Qwen 2.5 is a strong open-weight LLM family that demonstrates data-driven quality:

  • Architecture: Standard modern LLM architecture, nearly identical to Llama 3. GQA-8, SwiGLU, RoPE, pre-norm.
  • Vocabulary: 152K tokens with strong CJK optimization, contributing to 13% better Chinese tokenization.
  • Training: 18T+ tokens with emphasis on Chinese, code, and math data including synthetic augmentation.
  • Performance: Matches Llama 3 on English, dramatically exceeds it on Chinese (+30 points on C-Eval), and outperforms on math (+15 points on MATH-500).

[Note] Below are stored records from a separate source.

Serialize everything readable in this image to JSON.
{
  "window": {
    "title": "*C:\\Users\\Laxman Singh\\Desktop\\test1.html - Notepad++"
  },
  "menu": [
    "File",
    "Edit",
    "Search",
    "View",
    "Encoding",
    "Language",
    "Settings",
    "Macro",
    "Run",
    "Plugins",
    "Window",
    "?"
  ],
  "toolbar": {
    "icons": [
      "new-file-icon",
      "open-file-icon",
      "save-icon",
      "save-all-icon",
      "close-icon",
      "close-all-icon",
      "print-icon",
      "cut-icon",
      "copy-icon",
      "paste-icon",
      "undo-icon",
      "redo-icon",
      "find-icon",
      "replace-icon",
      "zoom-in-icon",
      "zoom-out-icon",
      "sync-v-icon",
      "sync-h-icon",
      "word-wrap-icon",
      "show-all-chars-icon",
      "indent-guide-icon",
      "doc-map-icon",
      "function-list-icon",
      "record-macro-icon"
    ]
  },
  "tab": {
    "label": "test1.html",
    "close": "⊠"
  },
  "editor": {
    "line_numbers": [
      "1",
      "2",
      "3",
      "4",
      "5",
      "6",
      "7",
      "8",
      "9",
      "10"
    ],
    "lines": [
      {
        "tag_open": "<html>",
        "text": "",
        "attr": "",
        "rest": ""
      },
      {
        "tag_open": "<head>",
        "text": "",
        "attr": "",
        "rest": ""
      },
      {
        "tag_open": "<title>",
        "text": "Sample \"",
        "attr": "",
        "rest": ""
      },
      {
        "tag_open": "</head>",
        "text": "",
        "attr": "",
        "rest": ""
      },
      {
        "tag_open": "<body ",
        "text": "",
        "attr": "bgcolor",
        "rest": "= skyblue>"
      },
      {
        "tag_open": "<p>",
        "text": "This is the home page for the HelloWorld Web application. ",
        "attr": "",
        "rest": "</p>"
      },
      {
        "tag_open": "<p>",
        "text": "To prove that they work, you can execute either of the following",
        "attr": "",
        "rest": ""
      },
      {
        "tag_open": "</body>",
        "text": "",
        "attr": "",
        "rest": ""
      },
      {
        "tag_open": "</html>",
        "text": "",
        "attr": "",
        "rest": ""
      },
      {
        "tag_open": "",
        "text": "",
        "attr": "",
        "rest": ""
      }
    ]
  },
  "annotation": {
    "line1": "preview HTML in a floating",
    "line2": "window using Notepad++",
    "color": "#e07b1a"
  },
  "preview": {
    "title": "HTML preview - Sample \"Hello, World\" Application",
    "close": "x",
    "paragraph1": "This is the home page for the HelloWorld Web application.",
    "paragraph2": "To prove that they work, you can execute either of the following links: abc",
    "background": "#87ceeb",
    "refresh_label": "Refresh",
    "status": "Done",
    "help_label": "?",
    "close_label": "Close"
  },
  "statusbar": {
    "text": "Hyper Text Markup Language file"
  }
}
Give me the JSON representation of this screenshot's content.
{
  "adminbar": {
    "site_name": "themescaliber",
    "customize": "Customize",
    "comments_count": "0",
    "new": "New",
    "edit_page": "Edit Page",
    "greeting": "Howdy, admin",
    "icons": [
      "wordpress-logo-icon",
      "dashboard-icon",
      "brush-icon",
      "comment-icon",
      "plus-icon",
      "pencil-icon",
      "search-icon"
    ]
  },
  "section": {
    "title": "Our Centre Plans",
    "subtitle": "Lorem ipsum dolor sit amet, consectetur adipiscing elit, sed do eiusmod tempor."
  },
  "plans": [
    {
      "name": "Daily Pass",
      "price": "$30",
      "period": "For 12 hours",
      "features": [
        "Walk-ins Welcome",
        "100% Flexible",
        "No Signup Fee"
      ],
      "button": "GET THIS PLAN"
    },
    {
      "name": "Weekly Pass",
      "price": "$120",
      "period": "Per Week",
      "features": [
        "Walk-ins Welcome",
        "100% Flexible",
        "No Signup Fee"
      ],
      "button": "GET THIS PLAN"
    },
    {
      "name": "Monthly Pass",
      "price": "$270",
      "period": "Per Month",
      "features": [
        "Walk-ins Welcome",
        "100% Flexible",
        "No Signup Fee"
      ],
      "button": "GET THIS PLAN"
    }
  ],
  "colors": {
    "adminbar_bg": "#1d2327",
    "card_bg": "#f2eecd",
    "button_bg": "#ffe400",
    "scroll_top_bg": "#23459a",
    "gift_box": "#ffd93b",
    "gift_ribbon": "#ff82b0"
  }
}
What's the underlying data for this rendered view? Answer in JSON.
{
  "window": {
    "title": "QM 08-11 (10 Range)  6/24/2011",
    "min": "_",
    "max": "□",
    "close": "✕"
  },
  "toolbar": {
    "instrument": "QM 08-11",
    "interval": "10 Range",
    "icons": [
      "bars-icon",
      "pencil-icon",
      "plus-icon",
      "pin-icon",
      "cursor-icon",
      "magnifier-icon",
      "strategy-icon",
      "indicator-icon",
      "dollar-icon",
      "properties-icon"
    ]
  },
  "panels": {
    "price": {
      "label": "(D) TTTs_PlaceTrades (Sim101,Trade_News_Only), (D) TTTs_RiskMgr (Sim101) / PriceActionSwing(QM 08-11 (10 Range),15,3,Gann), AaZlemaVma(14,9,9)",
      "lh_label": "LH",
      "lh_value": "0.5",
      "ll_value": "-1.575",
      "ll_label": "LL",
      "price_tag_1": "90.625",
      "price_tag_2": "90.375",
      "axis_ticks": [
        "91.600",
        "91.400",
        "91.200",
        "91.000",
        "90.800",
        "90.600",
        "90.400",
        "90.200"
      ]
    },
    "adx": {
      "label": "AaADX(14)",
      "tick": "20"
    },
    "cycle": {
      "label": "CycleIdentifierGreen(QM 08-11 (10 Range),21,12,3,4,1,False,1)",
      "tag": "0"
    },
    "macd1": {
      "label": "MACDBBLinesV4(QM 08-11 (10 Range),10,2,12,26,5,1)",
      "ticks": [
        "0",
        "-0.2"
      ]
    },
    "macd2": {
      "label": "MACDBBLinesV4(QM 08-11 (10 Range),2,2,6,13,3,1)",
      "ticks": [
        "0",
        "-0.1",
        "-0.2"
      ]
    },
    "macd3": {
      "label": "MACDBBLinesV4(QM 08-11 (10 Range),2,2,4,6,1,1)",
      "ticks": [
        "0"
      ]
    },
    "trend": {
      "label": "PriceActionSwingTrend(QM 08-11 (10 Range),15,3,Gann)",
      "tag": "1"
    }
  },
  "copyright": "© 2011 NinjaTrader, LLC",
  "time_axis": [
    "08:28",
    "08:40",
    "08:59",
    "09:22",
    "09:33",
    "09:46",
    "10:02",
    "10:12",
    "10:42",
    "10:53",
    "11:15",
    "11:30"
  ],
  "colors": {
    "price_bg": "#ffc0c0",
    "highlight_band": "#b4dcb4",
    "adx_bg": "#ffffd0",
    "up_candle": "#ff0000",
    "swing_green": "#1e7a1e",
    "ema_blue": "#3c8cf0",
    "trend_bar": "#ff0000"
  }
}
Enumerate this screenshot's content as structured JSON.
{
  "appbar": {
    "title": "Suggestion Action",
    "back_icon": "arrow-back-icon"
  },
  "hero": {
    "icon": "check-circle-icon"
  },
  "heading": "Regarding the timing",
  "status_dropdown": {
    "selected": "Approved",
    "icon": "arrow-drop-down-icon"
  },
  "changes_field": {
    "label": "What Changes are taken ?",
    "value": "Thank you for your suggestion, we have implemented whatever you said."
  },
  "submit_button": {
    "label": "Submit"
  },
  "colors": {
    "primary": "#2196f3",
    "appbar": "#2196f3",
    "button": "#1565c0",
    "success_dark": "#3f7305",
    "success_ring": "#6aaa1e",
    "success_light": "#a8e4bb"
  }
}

  • Serving: Dense architecture at 72B is straightforward to deploy (2 A100 80GB for FP16).
  • Release strategy: Comprehensive model family from 0.5B to 72B with specialized code and math variants.

For Chinese-language applications, Qwen 2.5 is the clear best choice among open-weight models. For English, it trades blows with Llama 3. For math and code, it punches well above its weight class.